Each participant is asked to bring an idea for a grant proposal. We want you to write a one-page concept paper outlining your idea for a grant that either supports your research or a program on your campus. Tell us about (1) why your project is needed, (2) your goals and objectives, (3) what you plan to do, (4) how you would evaluate your project, and (5) how much money you estimate it would take. By sharing your specific ideas with the conveners, they will be able to offer personalized, targeted guidance.

About the Convener(s)

Beverly and Robert Kahn (she/her and he/him).

Beverly and Bob Kahn are political scientists who have written grant proposals together and separately for many years.
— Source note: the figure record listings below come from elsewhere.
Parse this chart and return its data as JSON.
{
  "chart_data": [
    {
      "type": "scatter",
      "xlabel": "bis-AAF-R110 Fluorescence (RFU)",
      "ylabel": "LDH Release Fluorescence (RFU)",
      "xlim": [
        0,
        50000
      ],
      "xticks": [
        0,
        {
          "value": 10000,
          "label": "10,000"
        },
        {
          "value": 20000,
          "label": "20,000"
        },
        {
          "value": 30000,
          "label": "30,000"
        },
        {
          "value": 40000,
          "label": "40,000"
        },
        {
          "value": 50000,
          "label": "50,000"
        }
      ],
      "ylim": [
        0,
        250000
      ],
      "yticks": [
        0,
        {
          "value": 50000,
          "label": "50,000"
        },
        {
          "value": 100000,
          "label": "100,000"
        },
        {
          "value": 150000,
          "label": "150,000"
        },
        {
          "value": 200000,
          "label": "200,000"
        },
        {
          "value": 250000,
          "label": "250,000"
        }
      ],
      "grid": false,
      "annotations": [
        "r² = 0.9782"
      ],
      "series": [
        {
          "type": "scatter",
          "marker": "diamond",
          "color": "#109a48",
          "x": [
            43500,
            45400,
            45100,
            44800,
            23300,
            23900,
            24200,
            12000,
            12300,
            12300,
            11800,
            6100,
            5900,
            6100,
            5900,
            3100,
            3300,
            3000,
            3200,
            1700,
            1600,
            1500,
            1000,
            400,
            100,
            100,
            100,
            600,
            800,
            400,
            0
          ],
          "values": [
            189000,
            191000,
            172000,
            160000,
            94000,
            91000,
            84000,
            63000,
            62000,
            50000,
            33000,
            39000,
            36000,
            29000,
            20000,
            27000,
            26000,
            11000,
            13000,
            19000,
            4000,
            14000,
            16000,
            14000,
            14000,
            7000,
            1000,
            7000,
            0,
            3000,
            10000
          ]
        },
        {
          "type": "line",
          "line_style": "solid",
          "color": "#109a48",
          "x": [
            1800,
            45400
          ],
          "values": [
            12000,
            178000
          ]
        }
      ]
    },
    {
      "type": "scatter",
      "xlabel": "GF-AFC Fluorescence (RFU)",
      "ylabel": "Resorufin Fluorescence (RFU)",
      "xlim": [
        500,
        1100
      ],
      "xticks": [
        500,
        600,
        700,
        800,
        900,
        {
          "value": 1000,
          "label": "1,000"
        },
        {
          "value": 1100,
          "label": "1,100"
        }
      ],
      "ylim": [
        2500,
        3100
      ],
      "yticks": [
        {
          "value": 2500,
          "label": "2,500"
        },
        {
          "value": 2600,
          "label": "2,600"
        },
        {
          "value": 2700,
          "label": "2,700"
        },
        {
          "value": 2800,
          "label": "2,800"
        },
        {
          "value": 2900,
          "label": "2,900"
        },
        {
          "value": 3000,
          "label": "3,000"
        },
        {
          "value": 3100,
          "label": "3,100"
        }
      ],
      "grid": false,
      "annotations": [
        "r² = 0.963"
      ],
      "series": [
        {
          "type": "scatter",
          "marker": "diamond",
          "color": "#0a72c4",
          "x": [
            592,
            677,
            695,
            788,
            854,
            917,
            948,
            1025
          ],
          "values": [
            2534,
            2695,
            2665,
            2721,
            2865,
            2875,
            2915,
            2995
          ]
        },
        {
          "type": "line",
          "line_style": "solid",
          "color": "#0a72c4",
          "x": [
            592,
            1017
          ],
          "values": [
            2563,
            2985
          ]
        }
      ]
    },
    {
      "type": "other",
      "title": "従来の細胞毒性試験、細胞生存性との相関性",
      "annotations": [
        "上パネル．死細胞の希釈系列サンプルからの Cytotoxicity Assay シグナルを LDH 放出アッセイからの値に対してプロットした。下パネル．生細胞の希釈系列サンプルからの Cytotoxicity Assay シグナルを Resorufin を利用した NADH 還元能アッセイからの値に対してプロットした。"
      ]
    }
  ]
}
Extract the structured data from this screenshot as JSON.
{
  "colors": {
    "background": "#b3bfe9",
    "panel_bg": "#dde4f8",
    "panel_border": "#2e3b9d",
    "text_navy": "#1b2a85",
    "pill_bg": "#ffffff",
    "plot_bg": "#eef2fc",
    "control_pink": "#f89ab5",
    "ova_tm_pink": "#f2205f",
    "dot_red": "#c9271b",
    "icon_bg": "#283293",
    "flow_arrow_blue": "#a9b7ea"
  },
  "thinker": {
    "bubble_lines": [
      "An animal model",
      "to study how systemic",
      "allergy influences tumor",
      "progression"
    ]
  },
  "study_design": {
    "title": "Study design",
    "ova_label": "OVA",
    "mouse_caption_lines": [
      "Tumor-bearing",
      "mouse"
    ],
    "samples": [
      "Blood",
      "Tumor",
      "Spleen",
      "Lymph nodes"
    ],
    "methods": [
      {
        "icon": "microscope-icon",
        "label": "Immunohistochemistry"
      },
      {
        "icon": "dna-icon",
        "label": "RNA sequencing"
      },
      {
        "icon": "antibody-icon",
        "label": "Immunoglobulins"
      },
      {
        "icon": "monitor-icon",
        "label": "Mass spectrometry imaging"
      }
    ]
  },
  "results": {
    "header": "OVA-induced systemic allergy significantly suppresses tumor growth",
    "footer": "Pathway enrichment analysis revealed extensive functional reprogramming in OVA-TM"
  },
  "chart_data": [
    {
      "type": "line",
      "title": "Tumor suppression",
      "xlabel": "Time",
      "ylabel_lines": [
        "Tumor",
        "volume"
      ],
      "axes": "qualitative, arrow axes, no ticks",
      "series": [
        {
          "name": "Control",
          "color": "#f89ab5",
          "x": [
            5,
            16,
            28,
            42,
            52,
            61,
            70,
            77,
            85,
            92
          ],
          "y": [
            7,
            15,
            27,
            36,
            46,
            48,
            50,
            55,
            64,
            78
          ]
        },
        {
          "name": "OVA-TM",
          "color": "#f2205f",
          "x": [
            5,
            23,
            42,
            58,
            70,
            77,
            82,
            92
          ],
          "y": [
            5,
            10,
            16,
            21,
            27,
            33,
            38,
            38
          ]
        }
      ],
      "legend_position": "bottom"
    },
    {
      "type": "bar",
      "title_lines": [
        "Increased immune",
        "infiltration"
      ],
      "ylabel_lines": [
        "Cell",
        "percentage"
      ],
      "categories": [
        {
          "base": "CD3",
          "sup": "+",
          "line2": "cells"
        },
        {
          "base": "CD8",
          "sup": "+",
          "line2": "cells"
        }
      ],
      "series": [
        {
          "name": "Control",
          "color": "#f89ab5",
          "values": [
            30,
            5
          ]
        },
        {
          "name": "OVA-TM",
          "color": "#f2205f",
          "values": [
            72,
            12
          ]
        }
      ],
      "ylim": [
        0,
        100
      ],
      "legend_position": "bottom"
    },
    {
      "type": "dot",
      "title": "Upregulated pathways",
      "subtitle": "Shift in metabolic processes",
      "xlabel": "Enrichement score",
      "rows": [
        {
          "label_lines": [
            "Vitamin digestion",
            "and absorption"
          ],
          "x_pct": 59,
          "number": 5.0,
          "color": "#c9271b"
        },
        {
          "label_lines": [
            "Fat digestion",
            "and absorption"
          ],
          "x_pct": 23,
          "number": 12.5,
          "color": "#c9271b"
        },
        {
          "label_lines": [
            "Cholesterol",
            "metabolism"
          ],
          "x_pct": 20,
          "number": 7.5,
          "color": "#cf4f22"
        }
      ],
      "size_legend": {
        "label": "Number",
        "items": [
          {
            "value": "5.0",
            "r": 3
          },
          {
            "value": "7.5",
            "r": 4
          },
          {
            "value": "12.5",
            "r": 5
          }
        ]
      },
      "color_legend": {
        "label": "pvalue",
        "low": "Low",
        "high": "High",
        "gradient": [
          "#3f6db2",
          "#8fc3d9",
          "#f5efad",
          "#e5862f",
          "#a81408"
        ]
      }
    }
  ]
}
After receiving their doctorates from Indiana University where she specialized in Italian politics (winning both a Fulbright and Rome Prize) and he specialized in African American political ideology – they both taught at the University of South Carolina and The Ohio State University for 17 years before going off on separate careers as administrators.

As an academic administrator, Beverly has served in the roles of dean, vice president, and provost at Fairfield University, Pace University, and SUNY-Farmingdale and has authored more than $20 million in grants. In her most recent position at SUNY-Farmingdale, Beverly authored and secured more than $12 million in major grants, including a First in the World Grant, a Title III grant, and an SSS Trio grant (plus renewal) from the U.S. Department of Education, as well as a Smart Grid grant from the U.S. Department of Energy and an NSF S-STEM grant. Bev retired in fall 2020.

Bob has served as dean, vice president, and grants director at Rockland, Bergen, Queensborough, and LaGuardia community colleges. In eight years at LaGuardia as grants director, Bob’s college brought in more than $100 million in grants – highest among City University of New York Community Colleges, higher than several CUNY four-year colleges, and usually more than twice as much as the CUNY community college in second place. Bob is now retired after 27 years in community college administration.

On the side, they raised two adorable children who are now amazing adults.